As advanced manufacturing hardware and software, including 3D-printing related platforms, have continued to rapidly improve, the development of highly biofunctional materials, compatible with these advanced manufacturing platforms, generally has not. Additionally, due to the economics and logistics of healthcare, as well as substantial regulatory requirements, any new technology that is developed and deployed must satisfy additional criteria related to cost, quality, scalability, and overall manufacturability - ideally being relevant for both mass- and point-of-care manufacturing. In this presentation, Dimension Inx’s advanced biomaterial technology platform, 3D-Paints and 3D-Painting, will be discussed, with particular focus given to the highly osteoregenerative 3D-Painted material, Hyperelastic Bone, its development, use, and upcoming translation to clinical use in the form of mass-manufactured, 3D-printed devices.
3D-Painting is a distinct, materials-centric advanced manufacturing technology that permits nearly any material, from biological tissues to ceramics, metals, alloys, and more to be 3D-printed via simple, rapid room-temperature extrusion without the need for support materials, support baths, powder-beds, resin baths, cross-linking, or curing. All 3D-Paints are co-3D-printing compatible with each (multi-material fabrication) and may even mixed or blended prior to or during 3D-printing to create compound 3D-paints. Although many hundreds of 3D-Paints have been developed to date, the highly osteoconductive Hyperelastic Bone (HB) for maxillofacial repair.
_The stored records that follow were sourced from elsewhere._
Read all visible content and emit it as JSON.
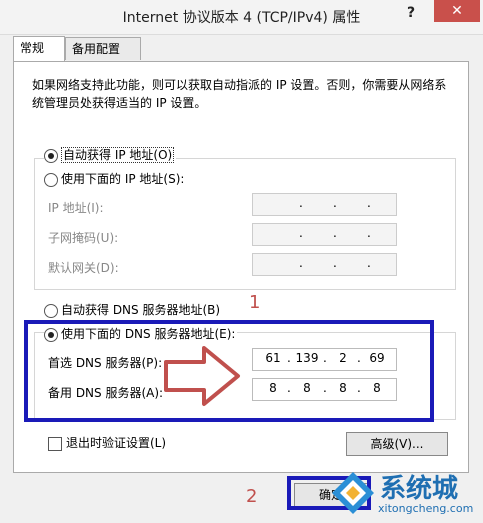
{
  "window": {
    "title": "Internet 协议版本 4 (TCP/IPv4) 属性",
    "help_glyph": "?",
    "close_glyph": "✕"
  },
  "tabs": [
    {
      "label": "常规"
    },
    {
      "label": "备用配置"
    }
  ],
  "description": "如果网络支持此功能，则可以获取自动指派的 IP 设置。否则，你需要从网络系统管理员处获得适当的 IP 设置。",
  "ip_section": {
    "auto_label": "自动获得 IP 地址(O)",
    "manual_label": "使用下面的 IP 地址(S):",
    "ip_label": "IP 地址(I):",
    "subnet_label": "子网掩码(U):",
    "gateway_label": "默认网关(D):"
  },
  "dns_section": {
    "auto_label": "自动获得 DNS 服务器地址(B)",
    "manual_label": "使用下面的 DNS 服务器地址(E):",
    "preferred_label": "首选 DNS 服务器(P):",
    "alternate_label": "备用 DNS 服务器(A):",
    "preferred": [
      "61",
      "139",
      "2",
      "69"
    ],
    "alternate": [
      "8",
      "8",
      "8",
      "8"
    ]
  },
  "validate_label": "退出时验证设置(L)",
  "advanced_label": "高级(V)...",
  "ok_label": "确定",
  "annotations": {
    "one": "1",
    "two": "2"
  },
  "watermark": {
    "brand": "系统城",
    "url": "xitongcheng.com"
  },
  "colors": {
    "highlight": "#1a1ab8",
    "annotation": "#c0504d",
    "close": "#c9504b"
  }
}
HB is a 90% calcium phosphate ceramic that, despite its composition, is highly surgically friendly, capable of being easily cut and press fit into defects, as well as, in the case of thin sheets, folded and contoured to complex surface defects. It is highly absorbent and wicking, which assists in the rapid integration and vascularization of the material with surrounding biological tissues.
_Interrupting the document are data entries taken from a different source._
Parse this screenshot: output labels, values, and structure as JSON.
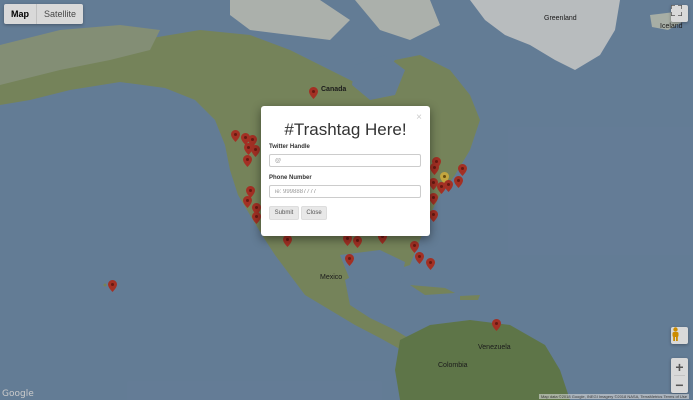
{
  "map": {
    "type_control": {
      "map_label": "Map",
      "satellite_label": "Satellite"
    },
    "labels": {
      "greenland": "Greenland",
      "iceland": "Iceland",
      "canada": "Canada",
      "mexico": "Mexico",
      "venezuela": "Venezuela",
      "colombia": "Colombia",
      "google": "Google",
      "attribution": "Map data ©2018 Google, INEGI Imagery ©2018 NASA, TerraMetrics  Terms of Use"
    },
    "colors": {
      "ocean": "#7592b0",
      "land": "#8a9b6a",
      "ice": "#d9dde0",
      "marker": "#c0392b"
    },
    "icons": {
      "fullscreen": "fullscreen-icon",
      "pegman": "pegman-icon",
      "zoom_in": "+",
      "zoom_out": "−"
    }
  },
  "modal": {
    "title": "#Trashtag Here!",
    "close_x": "×",
    "twitter": {
      "label": "Twitter Handle",
      "placeholder": "@"
    },
    "phone": {
      "label": "Phone Number",
      "placeholder": "ie: 9998887777"
    },
    "submit_label": "Submit",
    "close_label": "Close"
  }
}
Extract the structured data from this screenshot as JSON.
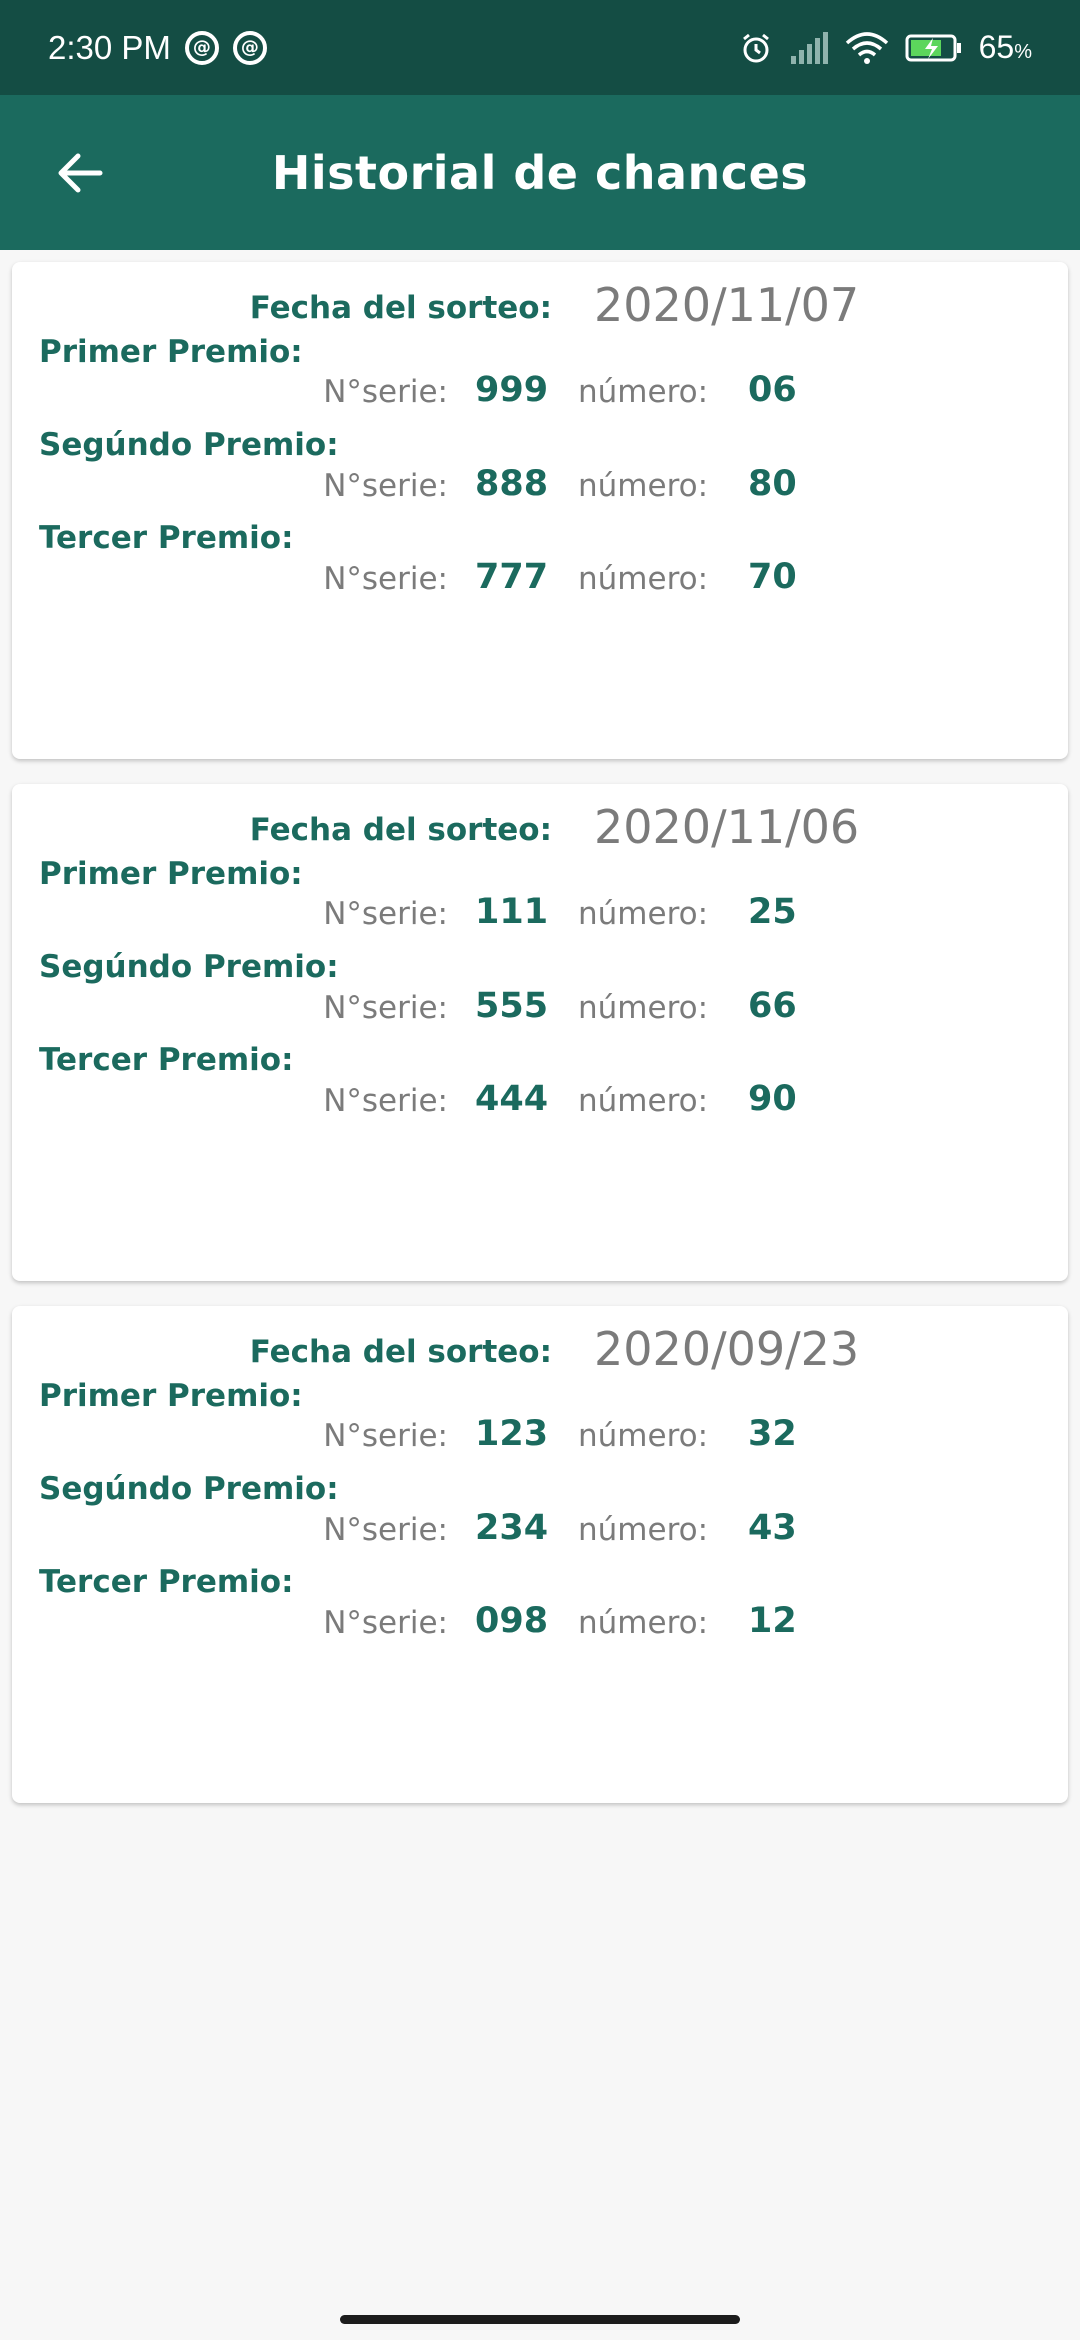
{
  "status_bar": {
    "time": "2:30 PM",
    "battery_percent": "65",
    "battery_unit": "%",
    "icons": [
      "notification-icon",
      "notification-icon",
      "alarm-icon",
      "signal-icon",
      "wifi-icon",
      "battery-charging-icon"
    ]
  },
  "app_bar": {
    "title": "Historial de chances",
    "back_icon": "arrow-back-icon"
  },
  "colors": {
    "status_bar": "#144d44",
    "app_bar": "#1b6a5e",
    "accent_text": "#1b6a5e",
    "muted_text": "#7b7b7b",
    "background": "#f7f7f7"
  },
  "labels": {
    "date": "Fecha del sorteo:",
    "serie": "N°serie:",
    "numero": "número:"
  },
  "draws": [
    {
      "date": "2020/11/07",
      "prizes": [
        {
          "title": "Primer Premio:",
          "serie": "999",
          "numero": "06"
        },
        {
          "title": "Segúndo Premio:",
          "serie": "888",
          "numero": "80"
        },
        {
          "title": "Tercer Premio:",
          "serie": "777",
          "numero": "70"
        }
      ]
    },
    {
      "date": "2020/11/06",
      "prizes": [
        {
          "title": "Primer Premio:",
          "serie": "111",
          "numero": "25"
        },
        {
          "title": "Segúndo Premio:",
          "serie": "555",
          "numero": "66"
        },
        {
          "title": "Tercer Premio:",
          "serie": "444",
          "numero": "90"
        }
      ]
    },
    {
      "date": "2020/09/23",
      "prizes": [
        {
          "title": "Primer Premio:",
          "serie": "123",
          "numero": "32"
        },
        {
          "title": "Segúndo Premio:",
          "serie": "234",
          "numero": "43"
        },
        {
          "title": "Tercer Premio:",
          "serie": "098",
          "numero": "12"
        }
      ]
    }
  ]
}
In this presentation, the 3D-Paint and 3D-Painting approach will be summarized along with a selection of Hyperelastic Bone in vivo implant results, including those from rat and Rhesus macaque calvarial defects, among others. Additionally, quality manufacturing of mass-produced off-the-shelf, 3D-printed HB structures will be discussed, along with experiences and learning from moving the technology from the laboratory to scaled, quality-controlled manufacturing in preparation for clinical maxillofacial repair and reconstructions applications.